— Верно, правильно! — заголосили приободрившиеся «классные». — Вы сами говорили, что шум следует поднимать только на третий день, или если ребёнок не принёс справку…
— Мы никого не покрываем, в журналах всё отмечено!
— И у меня отмечено, завтра бы я доложила!
Аделаида Вержу грозно сдвинула брови, но Гризли угадывал за стальным каркасом её показного спокойствия разгоравшуюся панику. Тем временем у старшего офицера объявился помощник. Он снова вызывал преподавателей для беседы тет-а-тет, как это делал незадолго до того его начальник, но теперь акценты сместились. Их больше не интересовало алиби каждого на вчерашний вечер, теперь их интересовали дети…
— Я прошу прощения, — поднял ладонь полицейский, и шум наполовину затих. — Мы служим в убойном, с малышнёй контактировать приходится не так уж часто к счастью. То есть, приходится, но вот насчёт прогулов не понимаю. Проясните мне. Я закончил школу двадцать лет назад, и что, с тех пор прогулять урок стало преступлением?
Гризли внезапно понял про этого офицера одну важную вещь. Причём он понял её именно потому, что сам присутствовал в учительской наполовину, а другой своей половиной барахтался в омуте. Этот офицер был большой хитрец и пройдоха. Он нарочно выделил одного из своих подчинённых для индивидуальных допросов, а сам притворялся тут простофилей. Он приучал к себе толпу, как охотник приручает редкую дичь, таскаясь за ней сутками по снежной целине. Ему было остро необходимо, чтобы люди перестали его замечать, чтобы расслабились и болтали всё, что вздумается.
— В нашей гимназии прогул — это серьёзное происшествие, — Вержу сделала ударение на слове нашей. — Очень серьёзное!
— Например, за весь прошлый год мы имели всего семнадцать прогулов, — топорща усы, подхватил завуч Каспер. — Такой высокой дисциплины в других учебных заведениях нет и в помине.
Тут Каспер встретил ледяной взгляд директрисы и обмяк. Гризли это позабавило.
— О, я не сомневаюсь, что четвёртая гимназия лучше всех, — без тени иронии откликнулся полицейский. — Стало быть, за прошлый год прогулов столько же, сколько за два дня этой недели?

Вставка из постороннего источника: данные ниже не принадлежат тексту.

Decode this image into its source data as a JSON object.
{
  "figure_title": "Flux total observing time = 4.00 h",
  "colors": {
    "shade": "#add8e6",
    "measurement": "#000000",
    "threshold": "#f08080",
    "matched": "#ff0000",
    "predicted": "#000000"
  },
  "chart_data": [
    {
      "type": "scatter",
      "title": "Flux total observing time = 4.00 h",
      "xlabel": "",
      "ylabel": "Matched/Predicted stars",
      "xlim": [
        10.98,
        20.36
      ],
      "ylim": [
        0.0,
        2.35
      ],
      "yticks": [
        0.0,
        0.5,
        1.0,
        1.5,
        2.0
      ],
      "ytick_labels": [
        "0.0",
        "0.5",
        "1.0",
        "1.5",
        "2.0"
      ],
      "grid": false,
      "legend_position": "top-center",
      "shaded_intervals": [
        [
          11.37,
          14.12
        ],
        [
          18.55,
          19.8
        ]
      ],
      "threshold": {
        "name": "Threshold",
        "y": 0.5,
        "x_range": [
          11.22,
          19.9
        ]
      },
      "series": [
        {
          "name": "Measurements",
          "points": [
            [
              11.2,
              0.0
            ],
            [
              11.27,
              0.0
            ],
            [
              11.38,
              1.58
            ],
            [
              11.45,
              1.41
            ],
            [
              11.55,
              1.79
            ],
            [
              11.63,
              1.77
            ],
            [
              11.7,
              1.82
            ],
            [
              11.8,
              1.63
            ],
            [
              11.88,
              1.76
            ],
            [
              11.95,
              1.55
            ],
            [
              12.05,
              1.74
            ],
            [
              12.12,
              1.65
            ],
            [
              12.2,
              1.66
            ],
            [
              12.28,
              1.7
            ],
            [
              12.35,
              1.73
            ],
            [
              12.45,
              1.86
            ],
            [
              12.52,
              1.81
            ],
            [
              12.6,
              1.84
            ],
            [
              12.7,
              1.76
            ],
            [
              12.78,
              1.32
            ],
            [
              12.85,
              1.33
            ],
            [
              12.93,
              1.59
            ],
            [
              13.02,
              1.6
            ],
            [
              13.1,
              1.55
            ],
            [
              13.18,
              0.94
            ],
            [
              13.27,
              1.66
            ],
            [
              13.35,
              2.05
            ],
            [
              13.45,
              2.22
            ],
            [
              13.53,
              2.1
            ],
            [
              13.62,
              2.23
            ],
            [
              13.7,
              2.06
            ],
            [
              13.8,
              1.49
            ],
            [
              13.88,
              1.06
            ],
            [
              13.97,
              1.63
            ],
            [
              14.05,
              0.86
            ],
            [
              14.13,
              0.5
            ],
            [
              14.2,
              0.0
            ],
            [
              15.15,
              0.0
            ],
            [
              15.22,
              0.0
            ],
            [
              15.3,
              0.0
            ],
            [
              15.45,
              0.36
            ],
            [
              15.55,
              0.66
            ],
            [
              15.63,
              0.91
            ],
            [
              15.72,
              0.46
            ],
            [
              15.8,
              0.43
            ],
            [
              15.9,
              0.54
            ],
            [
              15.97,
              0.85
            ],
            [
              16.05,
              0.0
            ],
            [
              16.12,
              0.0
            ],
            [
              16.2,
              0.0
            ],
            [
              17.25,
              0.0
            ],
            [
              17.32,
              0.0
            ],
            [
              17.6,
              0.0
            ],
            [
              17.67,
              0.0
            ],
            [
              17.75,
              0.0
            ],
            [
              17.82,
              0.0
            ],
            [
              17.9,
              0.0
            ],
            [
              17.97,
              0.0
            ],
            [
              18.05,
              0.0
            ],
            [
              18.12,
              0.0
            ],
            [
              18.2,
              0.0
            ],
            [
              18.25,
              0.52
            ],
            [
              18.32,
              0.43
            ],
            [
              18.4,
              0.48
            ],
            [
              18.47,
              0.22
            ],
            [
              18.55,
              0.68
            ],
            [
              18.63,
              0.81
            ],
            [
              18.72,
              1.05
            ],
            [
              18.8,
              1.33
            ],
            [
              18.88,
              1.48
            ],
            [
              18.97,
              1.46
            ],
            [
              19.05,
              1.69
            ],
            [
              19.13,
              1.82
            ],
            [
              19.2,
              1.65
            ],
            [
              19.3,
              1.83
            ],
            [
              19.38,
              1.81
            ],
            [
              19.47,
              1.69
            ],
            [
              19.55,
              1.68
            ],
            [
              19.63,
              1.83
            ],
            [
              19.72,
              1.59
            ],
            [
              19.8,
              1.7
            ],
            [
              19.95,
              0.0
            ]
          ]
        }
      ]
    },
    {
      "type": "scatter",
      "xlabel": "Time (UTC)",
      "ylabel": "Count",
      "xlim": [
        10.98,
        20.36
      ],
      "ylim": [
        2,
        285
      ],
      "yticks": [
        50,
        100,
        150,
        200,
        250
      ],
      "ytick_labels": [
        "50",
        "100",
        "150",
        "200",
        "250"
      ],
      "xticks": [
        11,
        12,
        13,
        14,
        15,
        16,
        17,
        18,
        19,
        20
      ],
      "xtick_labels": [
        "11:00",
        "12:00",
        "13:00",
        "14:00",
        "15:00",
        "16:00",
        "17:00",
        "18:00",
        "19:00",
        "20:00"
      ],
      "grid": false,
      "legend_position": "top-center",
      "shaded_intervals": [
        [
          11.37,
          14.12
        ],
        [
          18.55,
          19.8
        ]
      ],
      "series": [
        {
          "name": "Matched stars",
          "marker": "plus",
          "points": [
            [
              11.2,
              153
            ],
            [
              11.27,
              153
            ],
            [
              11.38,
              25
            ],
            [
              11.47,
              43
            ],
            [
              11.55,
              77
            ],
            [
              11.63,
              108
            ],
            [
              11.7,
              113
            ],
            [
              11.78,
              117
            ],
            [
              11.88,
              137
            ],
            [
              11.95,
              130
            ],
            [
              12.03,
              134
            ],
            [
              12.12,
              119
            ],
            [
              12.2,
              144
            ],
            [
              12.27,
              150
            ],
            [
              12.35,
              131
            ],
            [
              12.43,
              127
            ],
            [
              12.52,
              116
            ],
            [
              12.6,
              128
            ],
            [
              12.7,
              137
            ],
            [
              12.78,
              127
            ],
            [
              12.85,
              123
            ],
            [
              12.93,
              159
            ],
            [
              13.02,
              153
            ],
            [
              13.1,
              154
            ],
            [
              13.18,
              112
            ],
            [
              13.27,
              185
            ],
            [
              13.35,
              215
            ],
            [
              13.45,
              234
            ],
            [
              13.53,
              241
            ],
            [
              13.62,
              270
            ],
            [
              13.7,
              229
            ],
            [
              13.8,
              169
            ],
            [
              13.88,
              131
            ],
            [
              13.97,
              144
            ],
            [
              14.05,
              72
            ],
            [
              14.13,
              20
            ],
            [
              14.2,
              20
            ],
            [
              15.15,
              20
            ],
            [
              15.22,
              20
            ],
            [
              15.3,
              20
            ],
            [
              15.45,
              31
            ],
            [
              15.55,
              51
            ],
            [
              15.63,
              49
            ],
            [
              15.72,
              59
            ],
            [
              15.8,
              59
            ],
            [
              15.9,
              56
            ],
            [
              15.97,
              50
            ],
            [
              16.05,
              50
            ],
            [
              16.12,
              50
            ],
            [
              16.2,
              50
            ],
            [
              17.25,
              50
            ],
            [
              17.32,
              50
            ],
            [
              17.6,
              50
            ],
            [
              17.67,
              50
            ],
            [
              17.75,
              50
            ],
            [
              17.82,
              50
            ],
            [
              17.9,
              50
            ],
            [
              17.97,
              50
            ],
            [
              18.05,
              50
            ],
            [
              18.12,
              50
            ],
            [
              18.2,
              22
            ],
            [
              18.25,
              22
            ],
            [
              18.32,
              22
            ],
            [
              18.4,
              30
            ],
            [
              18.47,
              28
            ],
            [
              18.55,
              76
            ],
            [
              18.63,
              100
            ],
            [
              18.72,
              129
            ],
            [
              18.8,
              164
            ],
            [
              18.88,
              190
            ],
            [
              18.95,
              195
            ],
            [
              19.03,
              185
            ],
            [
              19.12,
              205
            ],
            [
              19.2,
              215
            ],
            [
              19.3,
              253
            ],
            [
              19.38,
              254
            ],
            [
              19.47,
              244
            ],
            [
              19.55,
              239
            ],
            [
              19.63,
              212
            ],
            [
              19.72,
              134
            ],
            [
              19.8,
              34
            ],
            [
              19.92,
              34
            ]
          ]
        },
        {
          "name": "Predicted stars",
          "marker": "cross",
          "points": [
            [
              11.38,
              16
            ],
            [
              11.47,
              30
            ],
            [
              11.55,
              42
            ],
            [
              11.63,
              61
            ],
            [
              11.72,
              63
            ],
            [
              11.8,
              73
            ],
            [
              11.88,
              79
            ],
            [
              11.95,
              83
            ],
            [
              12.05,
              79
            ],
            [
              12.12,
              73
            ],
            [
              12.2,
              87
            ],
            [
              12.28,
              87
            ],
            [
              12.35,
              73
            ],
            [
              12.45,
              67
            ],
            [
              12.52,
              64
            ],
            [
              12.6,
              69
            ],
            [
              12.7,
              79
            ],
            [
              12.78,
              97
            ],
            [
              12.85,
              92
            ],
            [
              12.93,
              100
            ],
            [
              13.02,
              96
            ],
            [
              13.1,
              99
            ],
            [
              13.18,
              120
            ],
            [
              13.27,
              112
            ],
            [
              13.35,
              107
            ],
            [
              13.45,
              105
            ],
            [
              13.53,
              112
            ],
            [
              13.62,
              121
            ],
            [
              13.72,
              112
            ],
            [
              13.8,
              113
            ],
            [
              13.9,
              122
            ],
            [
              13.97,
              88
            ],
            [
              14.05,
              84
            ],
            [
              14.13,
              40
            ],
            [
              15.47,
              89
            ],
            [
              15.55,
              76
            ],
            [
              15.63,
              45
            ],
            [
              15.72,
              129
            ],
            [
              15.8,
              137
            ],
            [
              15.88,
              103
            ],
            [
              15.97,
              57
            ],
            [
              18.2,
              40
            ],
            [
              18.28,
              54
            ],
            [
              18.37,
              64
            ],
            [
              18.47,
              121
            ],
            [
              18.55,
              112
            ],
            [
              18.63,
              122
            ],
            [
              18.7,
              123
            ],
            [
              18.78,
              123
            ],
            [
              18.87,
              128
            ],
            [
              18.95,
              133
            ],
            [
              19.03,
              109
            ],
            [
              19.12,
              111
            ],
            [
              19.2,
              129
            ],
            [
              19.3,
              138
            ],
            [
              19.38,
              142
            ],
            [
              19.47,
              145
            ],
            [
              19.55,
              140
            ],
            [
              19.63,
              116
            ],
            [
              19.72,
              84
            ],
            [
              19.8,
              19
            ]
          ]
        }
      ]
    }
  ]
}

Гризли позволил утащить себя на дно. Он её любил, вот и всё. Никаких философских изощрений, никаких теорий о совместимости-несовместимости характеров, об общности взглядов, о постельной гармонии. Он обожал каждый ноготок на её пальчиках, каждую родинку на её животе, каждую мелкую морщинку.
Просто любить — проще всего.
Рокси так не умела и не хотела. И не потому, что родилась злобной фурией или синим чулком. Нелестные эпитеты Гризли приберегал для бывшей супруги. Он признавал, что голова Рокси гораздо лучше устроена для восприятия науки, чем его. Она не взбиралась по карьерной лестнице, она непринуждённо обгоняла коллег на скоростном лифте. В двадцать два ей предложили остаться на кафедре, в двадцать шесть состоялась её защита, затем — одна за другой две стажировки, в Канаде и Японии, и после каждой из них — предложения закрепиться и возглавить отделы при университетах, в Торонто и Киото соответственно…
Гризли познакомился с ней как раз между этими двумя командировками. Сначала предмет её научных изысканий вызвал у него скепсис и улыбку. Но не прошло и трёх месяцев, как о проблеме заговорили во весь голос, затрещали в новостях и принялись освещать в толстых журналах. Имя Рокси неоднократно проскальзывало в газетах, когда требовалось мнение специалиста или даже мнение лучшего специалиста.
Его жена на глазах становилась лучшей, а сам Гризли продолжал пыхтеть на нижней ступеньке карьерной лестницы. И вдобавок не особо умело орудовал своим маленьким членом…
…Гризли не сразу сообразил, что трижды выкрикнули его фамилию. Младший офицер ему понравился больше, чем его хитрый и немного развязанный коллега. Младший офицер имел скромные габариты и добрые собачьи глаза, влажные, коричневые, окружённые мелкими морщинками. У злых людей таких глаз не бывает, подумал Гризли, закрывая за собой дверь кабинета географии. Капитан солнечно улыбнулся вошедшему, как будто только его и ждал, как будто не трепал минуту назад нервы с десятком невротичных старых дев. У Гризли губы невольно растянулись в ответной улыбке; он отметил про себя, что представитель закона безошибочно угнездился за учительским столом, предоставляя посетителям кабинета маяться на детских партах.